The Israeli defence establishment was no doubt listening attentively to last week’s news that Iran had developed its 1,000-km (539-nautical mile) range Karrar Unmanned Combat Aerial Vehicle (UCAV). The range of this weapon places Israel inside its envelope, but questions remain regarding the efficacy of this new aircraft.

Official announcements on Iranian television spoke of the UCAV being able to deliver two 250 lb (551 kg) bombs, or a single 500 lb (1,100 kg) weapon. As an alternative the drone could carry up to four anti-ship missiles.

So far, so impressive, but much remains unclear about this drone. It is one thing being able to design a UAV which can carry a weapons payload over such a distance, but in this respect, the Iranians are a good few years behind their arch-rivals Israel and the United States in designing drones which can deliver effects on target over long distances.

How, for example, do the Iranians plan to guide the weapon? How sophisticated is the drone’s inertial navigation package to get iron on target after a journey of up to 1,000 km? Moreover, how exactly do the Iranians plan to fly this drone through what is probably some of the world’s most heavily defended airspace? The Karrar might not be too difficult to knock out of the sky, given that the design is reportedly closely based on the Denel Skua target drone developed in South Africa. Using a target-drone based design may not make Tehran’s latest efforts all that stealthy.

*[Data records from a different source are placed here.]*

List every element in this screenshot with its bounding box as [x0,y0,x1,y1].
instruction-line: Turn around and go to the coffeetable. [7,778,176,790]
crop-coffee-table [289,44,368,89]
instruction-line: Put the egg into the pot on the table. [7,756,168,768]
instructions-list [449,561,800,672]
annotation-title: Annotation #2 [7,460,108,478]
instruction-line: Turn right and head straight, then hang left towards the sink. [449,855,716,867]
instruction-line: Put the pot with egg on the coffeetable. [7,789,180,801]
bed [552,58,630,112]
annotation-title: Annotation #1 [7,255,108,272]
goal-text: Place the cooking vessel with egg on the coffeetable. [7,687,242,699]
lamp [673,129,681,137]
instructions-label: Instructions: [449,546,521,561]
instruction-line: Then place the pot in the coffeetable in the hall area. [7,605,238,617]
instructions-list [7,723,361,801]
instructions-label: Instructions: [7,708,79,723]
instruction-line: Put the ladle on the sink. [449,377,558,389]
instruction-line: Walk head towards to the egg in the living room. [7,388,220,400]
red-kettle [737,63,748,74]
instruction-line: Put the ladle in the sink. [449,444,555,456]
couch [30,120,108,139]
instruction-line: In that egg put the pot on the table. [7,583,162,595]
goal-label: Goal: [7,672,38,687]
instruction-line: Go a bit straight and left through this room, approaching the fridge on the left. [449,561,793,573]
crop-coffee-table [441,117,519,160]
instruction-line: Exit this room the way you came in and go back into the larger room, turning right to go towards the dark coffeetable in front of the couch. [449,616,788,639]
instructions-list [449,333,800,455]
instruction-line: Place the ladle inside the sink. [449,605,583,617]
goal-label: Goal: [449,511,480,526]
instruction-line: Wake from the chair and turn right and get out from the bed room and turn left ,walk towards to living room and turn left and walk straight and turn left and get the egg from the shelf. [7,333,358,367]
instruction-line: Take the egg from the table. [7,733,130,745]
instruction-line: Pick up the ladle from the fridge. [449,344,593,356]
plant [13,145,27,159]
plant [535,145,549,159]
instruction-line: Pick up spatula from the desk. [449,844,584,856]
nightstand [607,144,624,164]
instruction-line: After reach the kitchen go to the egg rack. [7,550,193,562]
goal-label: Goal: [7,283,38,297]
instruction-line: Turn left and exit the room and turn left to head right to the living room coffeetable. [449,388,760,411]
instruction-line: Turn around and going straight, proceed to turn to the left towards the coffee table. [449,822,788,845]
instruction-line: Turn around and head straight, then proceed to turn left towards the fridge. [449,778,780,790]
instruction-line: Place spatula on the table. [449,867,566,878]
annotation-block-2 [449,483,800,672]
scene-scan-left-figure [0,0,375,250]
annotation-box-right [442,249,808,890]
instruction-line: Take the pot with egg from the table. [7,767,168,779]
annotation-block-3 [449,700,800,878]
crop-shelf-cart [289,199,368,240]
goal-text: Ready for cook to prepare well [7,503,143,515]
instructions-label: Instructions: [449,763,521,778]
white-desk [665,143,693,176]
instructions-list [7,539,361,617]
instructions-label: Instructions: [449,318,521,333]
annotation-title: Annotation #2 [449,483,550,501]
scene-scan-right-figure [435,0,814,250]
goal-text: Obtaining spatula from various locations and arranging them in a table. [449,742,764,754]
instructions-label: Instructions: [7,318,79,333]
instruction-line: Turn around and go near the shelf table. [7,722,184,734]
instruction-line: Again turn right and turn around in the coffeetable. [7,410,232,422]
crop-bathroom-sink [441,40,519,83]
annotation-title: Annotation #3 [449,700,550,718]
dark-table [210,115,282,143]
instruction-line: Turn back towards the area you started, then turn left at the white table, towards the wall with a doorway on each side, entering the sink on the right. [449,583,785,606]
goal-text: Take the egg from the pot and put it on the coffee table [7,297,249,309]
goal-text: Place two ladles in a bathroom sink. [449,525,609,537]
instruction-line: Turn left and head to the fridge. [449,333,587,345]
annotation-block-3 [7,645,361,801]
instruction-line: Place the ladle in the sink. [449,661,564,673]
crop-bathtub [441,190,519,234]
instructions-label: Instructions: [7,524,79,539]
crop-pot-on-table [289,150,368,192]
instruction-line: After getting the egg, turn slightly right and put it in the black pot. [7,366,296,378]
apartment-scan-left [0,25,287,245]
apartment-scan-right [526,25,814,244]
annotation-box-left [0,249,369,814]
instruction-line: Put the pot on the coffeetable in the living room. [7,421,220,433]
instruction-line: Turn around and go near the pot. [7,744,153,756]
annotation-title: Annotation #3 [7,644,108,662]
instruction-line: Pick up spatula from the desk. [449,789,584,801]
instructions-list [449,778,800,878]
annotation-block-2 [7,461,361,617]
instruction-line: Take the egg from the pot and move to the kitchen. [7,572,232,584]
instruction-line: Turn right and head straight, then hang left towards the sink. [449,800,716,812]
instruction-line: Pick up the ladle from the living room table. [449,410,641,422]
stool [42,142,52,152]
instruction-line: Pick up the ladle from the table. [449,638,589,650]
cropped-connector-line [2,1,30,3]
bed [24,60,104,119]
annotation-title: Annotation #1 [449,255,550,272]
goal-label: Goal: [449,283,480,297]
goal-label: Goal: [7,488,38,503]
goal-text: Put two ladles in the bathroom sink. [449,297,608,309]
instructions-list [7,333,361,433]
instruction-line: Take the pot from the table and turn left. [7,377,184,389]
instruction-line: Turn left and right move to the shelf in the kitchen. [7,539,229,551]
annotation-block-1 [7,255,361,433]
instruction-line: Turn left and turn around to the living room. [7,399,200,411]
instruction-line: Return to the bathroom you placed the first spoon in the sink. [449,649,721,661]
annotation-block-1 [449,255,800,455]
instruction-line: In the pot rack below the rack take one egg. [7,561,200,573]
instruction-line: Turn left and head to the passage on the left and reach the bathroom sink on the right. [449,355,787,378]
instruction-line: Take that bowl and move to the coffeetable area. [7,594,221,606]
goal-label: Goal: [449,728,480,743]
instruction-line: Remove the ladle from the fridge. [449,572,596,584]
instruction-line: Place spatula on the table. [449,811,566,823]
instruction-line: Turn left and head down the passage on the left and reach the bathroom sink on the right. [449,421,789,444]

Furthermore, there is little world on the passive self-defences that the drone may carry. Reverse engineering, a skill which Iran excels at, may well yield cut-price copies of western aircraft, but it may not provide reliable replicas of the sophisticated electronic countermeasures that western aircraft routinely deploy to protect themselves from air defence radar and missiles.

While the Karrar’s arrival may cause Israel to continue to take notice of Iran’s UAV capabilities, the apparent simplicity of this aircraft may not cause it too much concern.